75010 is revision when Products.TinyMCE was first introduced in collective. and because collective is pretty large repository and we dont want to overload it, i really advice you to specifiy --revision. this will also make cloning go faster.

after you are done git created Products.TinyMCE folder with trunk content inside it.

2. commiting to collective and updating from it
now that we have our working git clone we start working and soon and as we work we can commit changes, but this changes wont show up in the collective repo just yet. you could say you have local repo. so commiting works the same way we would normaly do with

cd Products.TinyMCE
echo "# useless code" >> setup.py # we do some changes
git commit # commit localy
... # we work some more
git svn dcommit # finaly we push to collective

... # now new changes are avail. in collective for us to pick them

git svn rebase
# works like svn update



3. taging for release
normaly before release you also tag certain revision to some tag.

git svn dcommit # make sure all is commited to collective
git svn tag # tag it


4. stashing ...
(your boss will like it)
its a calm monday morning and you just started to work on new feature on project you are working. last weekend deployment was a success. next minute your boss brakes the door because there is some very important bug you need to fix (normaly is not that important, since nobody dies because of my code, but anyway some takes life more serious then me). you have some not commited code laying around and you would quickly need to return to commited version. with git its easy...
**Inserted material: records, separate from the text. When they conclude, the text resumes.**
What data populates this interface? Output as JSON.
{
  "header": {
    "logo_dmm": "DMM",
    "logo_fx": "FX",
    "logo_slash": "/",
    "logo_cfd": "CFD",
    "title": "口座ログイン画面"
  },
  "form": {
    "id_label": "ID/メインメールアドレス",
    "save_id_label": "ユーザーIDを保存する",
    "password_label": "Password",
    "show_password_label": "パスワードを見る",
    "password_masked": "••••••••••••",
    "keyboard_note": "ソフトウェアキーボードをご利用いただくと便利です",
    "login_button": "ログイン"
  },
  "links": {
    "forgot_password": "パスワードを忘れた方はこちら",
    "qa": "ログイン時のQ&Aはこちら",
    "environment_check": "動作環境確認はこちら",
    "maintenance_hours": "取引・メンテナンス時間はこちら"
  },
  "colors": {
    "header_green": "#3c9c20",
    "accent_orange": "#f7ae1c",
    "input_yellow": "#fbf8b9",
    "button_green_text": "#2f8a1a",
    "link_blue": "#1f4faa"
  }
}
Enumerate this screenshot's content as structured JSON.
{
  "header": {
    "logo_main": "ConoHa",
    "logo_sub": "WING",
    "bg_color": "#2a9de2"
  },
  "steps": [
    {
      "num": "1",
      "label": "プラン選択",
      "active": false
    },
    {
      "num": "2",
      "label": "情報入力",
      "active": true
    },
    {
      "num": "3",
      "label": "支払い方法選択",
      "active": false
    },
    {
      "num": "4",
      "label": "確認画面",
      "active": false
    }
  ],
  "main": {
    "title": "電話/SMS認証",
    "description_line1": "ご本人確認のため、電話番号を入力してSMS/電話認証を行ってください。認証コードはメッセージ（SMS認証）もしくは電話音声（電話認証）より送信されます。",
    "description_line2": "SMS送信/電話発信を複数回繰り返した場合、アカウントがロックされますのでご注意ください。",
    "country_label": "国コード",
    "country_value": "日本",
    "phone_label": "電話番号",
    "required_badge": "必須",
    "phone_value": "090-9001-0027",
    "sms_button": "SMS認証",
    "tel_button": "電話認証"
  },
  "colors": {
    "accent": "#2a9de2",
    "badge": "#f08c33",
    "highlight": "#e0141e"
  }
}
git stash # now your uncommited changes are stashed
... # work on that important bug and make your boss happy, commit it, deploy, etc...
git stash apply # and you are back to calm monday morning


5. working with branches
all your branches and tags are pulled into git. lets look them:

git branch -r # list all remote branches
1.1
1.2
stripped
tags/1.0
tags/1.0rc1
tags/1.0rc2
trunk
git branch # list all local branches
* master
git checkout -b fix-strange-1.2-bug 1.2 # we create local branch for fixing strange bug that apeared in 1.2 branch
git branch # * is marking current active branch
*
fix-strange-1.2-bug
master
git checkout master # we switch back to master branch
git svn fetch # fetches the updates with out modifying the local working files (which git svn rebase would)

convinced?

there is one drawback when using git with svn. this is external repositories, but more about this next time.

5 comments:

Anonymous said...

Hey man, cool blog (appart from english:-))! As for git, yeah, it is a real charm. Let me raise your attention also to the tig, gitosis (http://scie.nti.st/2007/11/14/hosting-git-repositories-the-easy-and-secure-way)
and git-trac combination. Especially the latter one gives a real sense to the collaborative work!
cheers,D.
P.s.: Do not lose too much time on Plone/Zope, it is actually quite a pile of beast code. There are other (better) paid deeds than web design!!!

Anonymous said...

Thanks for the post! I've been using it to finally get started with distributed version control.

BTW, I found that the "-s" argument to "git-svn clone" or "git-svn init" makes the initial command much more terse since you don't need the "--trunk..." stuff for properly structured SVN repositories.

Rok Garbas said...

@ross: nice one ... -s (--stdlayout) using it from now on. tnx

@anon: already using gitosis, really nice peace of code. git-trac i dont konw since i dont really like trac. call me weird but i just find trac not inutitive enough. plus there is really cool git thingy you can use for bug tracking: git-issues.
zope/plone: its about ppl we work with, community is what i like most.